We write about new developments for both Type 1 and Type 2 diabetes nearly every week. Diabetes continues to increase worldwide; people continue to resist the lifestyle changes that can prevent or lessen the effects of diabetes. New medical technology have the potential to save billions of dollars in reduced healthcare costs. We’ve written about a breathalyzer that diagnoses Type 1 diabetes and a study by Evidation Health and Tidepool evaluating data gathered while people with T1D sleep looking for relationships between low blood sugar at night and daily activities.
A research team with members from MIT’s Department of Mechanical Engineering, Brigham and Women’s Hospital, and Harvard Medical School have developed an ingestible capsule holds a needle made of compressed insulin. The capsule could potentially allow people to take a pill rather than inject themselves to get enough insulin in their body to lower their blood sugar to acceptable levels.

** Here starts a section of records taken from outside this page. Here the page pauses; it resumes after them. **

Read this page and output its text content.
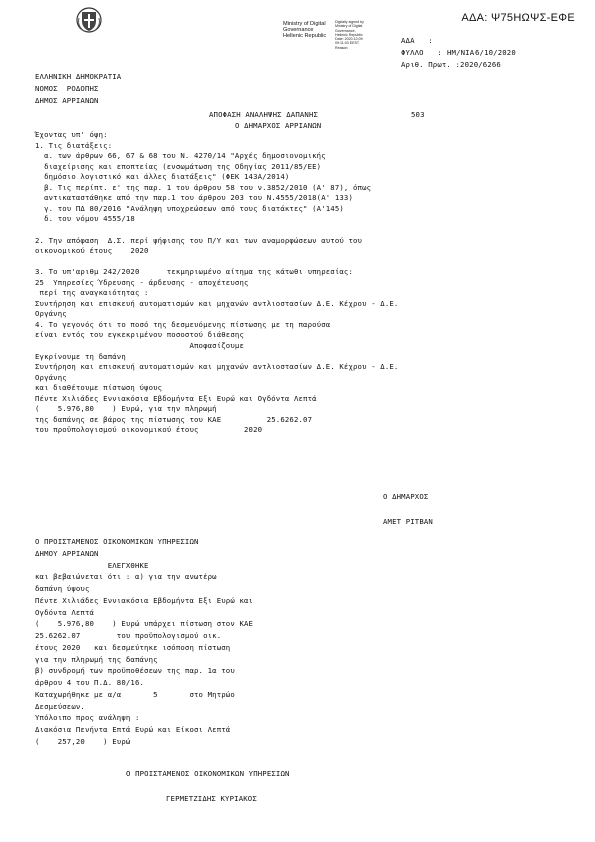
ΑΔΑ: Ψ75ΗΩΨΣ-ΕΦΕ
Ministry of Digital
Governance
Hellenic Republic
Digitally signed by
Ministry of Digital
Governance,
Hellenic Republic
Date: 2020.10.09
09:11:03 EEST
Reason:
ΑΔΑ   :
ΦΥΛΛΟ   : ΗΜ/ΝΙΑ 6/10/2020
Αριθ. Πρωτ. :2020/6266
ΕΛΛΗΝΙΚΗ ΔΗΜΟΚΡΑΤΙΑ
ΝΟΜΟΣ  ΡΟΔΟΠΗΣ
ΔΗΜΟΣ ΑΡΡΙΑΝΩΝ
ΑΠΟΦΑΣΗ ΑΝΑΛΗΨΗΣ ΔΑΠΑΝΗΣ	503
Ο ΔΗΜΑΡΧΟΣ ΑΡΡΙΑΝΩΝ
Έχοντας υπ' όψη:
1. Τις διατάξεις:
α. των άρθρων 66, 67 & 68 του Ν. 4270/14 "Αρχές δημοσιονομικής
διαχείρισης και εποπτείας (ενσωμάτωση της Οδηγίας 2011/85/ΕΕ)
δημόσιο λογιστικό και άλλες διατάξεις" (ΦΕΚ 143Α/2014)
β. Τις περίπτ. ε' της παρ. 1 του άρθρου 58 του ν.3852/2010 (Α' 87), όπως
αντικαταστάθηκε από την παρ.1 του άρθρου 203 του Ν.4555/2018(Α' 133)
γ. του ΠΔ 80/2016 "Ανάληψη υποχρεώσεων από τους διατάκτες" (Α'145)
δ. του νόμου 4555/18
2. Την απόφαση  Δ.Σ. περί ψήφισης του Π/Υ και των αναμορφώσεων αυτού του
οικονομικού έτους    2020
3. Το υπ'αριθμ 242/2020      τεκμηριωμένο αίτημα της κάτωθι υπηρεσίας:
25  Υπηρεσίες Ύδρευσης - άρδευσης - αποχέτευσης
περί της αναγκαιότητας :
Συντήρηση και επισκευή αυτοματισμών και μηχανών αντλιοστασίων Δ.Ε. Κέχρου - Δ.Ε.
Οργάνης
4. Το γεγονός ότι το ποσό της δεσμευόμενης πίστωσης με τη παρούσα
είναι εντός του εγκεκριμένου ποσοστού διάθεσης
Αποφασίζουμε
Εγκρίνουμε τη δαπάνη
Συντήρηση και επισκευή αυτοματισμών και μηχανών αντλιοστασίων Δ.Ε. Κέχρου - Δ.Ε.
Οργάνης
και διαθέτουμε πίστωση ύψους
Πέντε Χιλιάδες Εννιακόσια Εβδομήντα Εξι Ευρώ και Ογδόντα Λεπτά
(    5.976,80    ) Ευρώ, για την πληρωμή
της δαπάνης σε βάρος της πίστωσης του ΚΑΕ          25.6262.07
του προϋπολογισμού οικονομικού έτους          2020
Ο ΔΗΜΑΡΧΟΣ
ΑΜΕΤ ΡΙΤΒΑΝ
Ο ΠΡΟΙΣΤΑΜΕΝΟΣ ΟΙΚΟΝΟΜΙΚΩΝ ΥΠΗΡΕΣΙΩΝ
ΔΗΜΟΥ ΑΡΡΙΑΝΩΝ
ΕΛΕΓΧΘΗΚΕ
και βεβαιώνεται ότι : α) για την ανωτέρω
δαπάνη ύψους
Πέντε Χιλιάδες Εννιακόσια Εβδομήντα Εξι Ευρώ και
Ογδόντα Λεπτά
(    5.976,80    ) Ευρώ υπάρχει πίστωση στον ΚΑΕ
25.6262.07        του προϋπολογισμού οικ.
έτους 2020   και δεσμεύτηκε ισόποση πίστωση
για την πληρωμή της δαπάνης
β) συνδρομή των προϋποθέσεων της παρ. 1α του
άρθρου 4 του Π.Δ. 80/16.
Καταχωρήθηκε με α/α       5       στο Μητρώο
Δεσμεύσεων.
Υπόλοιπο προς ανάληψη :
Διακόσια Πενήντα Επτά Ευρώ και Είκοσι Λεπτά
(    257,20    ) Ευρώ
Ο ΠΡΟΙΣΤΑΜΕΝΟΣ ΟΙΚΟΝΟΜΙΚΩΝ ΥΠΗΡΕΣΙΩΝ
ΓΕΡΜΕΤΖΙΔΗΣ ΚΥΡΙΑΚΟΣ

The capsule contains a single, spring-loaded insulin needle. The spring is compressed by a small sugar disk. After the capsule is swallowed and the capsule itself and the sugar disk dissolve in the stomach, the spring injects the needle into the stomach wall.
The MIT-led team is working to further develop the technology and the optimal manufacturing process to produce the capsules. According to the researchers, the same mechanism could be used with any protein-based medication that has to be injected, such as DNA and RNB nucleic acids and immunosuppressants used to treat conditions such as rheumatoid arthritis and inflammatory bowel disease.